Speaker
Description
One of the fundamental questions in our understanding of the proton structure is the proton spin puzzle. Theoretically, adding all the helicities and orbital angular momenta (OAM) of the quarks and gluons in the proton should give us 1/2, the spin of the proton. At the same time, adding the experimentally measured spin carried by the quarks and gluons in the proton comes up short, presently giving us a number in the 0.3-0.4 range. This decades-old discrepancy is known as the "proton spin puzzle". In this talk we will discuss the possibility that the missing spin of the proton can be carried by quarks and gluons carrying a small fraction x of the proton momentum. This contribution is mostly beyond the reach of current experiments and is very hard to calculate numerically on the lattice. It appears that an improved theoretical understanding of quark and gluon helicity and OAM distributions at small x is needed to assess the amount of proton spin coming from this region. In this talk I will describe the work of my group to construct such a theory: I will derive the novel small-x evolution equations for helicity and solve them to find the small-x asymptotics of the quark and gluon helicity and OAM distributions.
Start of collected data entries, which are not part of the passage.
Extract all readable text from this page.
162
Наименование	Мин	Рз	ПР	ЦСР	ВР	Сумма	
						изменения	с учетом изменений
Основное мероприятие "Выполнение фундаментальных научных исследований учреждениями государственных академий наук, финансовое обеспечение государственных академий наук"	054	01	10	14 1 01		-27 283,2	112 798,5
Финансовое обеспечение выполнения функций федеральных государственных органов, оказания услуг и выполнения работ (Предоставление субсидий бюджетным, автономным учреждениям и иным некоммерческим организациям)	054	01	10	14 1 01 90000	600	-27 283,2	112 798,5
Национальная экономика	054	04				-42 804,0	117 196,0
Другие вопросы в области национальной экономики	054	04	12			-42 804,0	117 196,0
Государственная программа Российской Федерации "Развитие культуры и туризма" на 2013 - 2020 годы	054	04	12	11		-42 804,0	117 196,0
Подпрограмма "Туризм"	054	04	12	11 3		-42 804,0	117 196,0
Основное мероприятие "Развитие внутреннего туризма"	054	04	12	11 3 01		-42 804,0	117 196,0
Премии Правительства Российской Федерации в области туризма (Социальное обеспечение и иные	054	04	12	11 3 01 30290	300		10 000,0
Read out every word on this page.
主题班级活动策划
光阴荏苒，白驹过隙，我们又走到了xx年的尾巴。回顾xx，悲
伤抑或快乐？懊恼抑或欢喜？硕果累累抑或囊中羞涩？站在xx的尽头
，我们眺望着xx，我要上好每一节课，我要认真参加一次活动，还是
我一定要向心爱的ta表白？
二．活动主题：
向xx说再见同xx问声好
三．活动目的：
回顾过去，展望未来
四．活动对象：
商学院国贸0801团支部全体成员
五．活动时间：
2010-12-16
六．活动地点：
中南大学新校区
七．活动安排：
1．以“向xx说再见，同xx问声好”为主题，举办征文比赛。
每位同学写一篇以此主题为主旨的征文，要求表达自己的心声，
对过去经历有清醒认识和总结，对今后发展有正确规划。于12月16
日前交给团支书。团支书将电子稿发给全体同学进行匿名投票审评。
I will show how these equations can be used to obtain a first-ever fit of the world polarized DIS and SIDIS data for x<0.1 based solely on small-x helicity evolution. The resulting amount of the proton spin coming from the small-x region appears to be significant, opening a tantalizing possibility that the proton spin puzzle can be resolved by including this small-x contribution. We will conclude by describing how the upcoming Electron-Ion Collider (EIC) can further test our theoretical formalism and its predictions.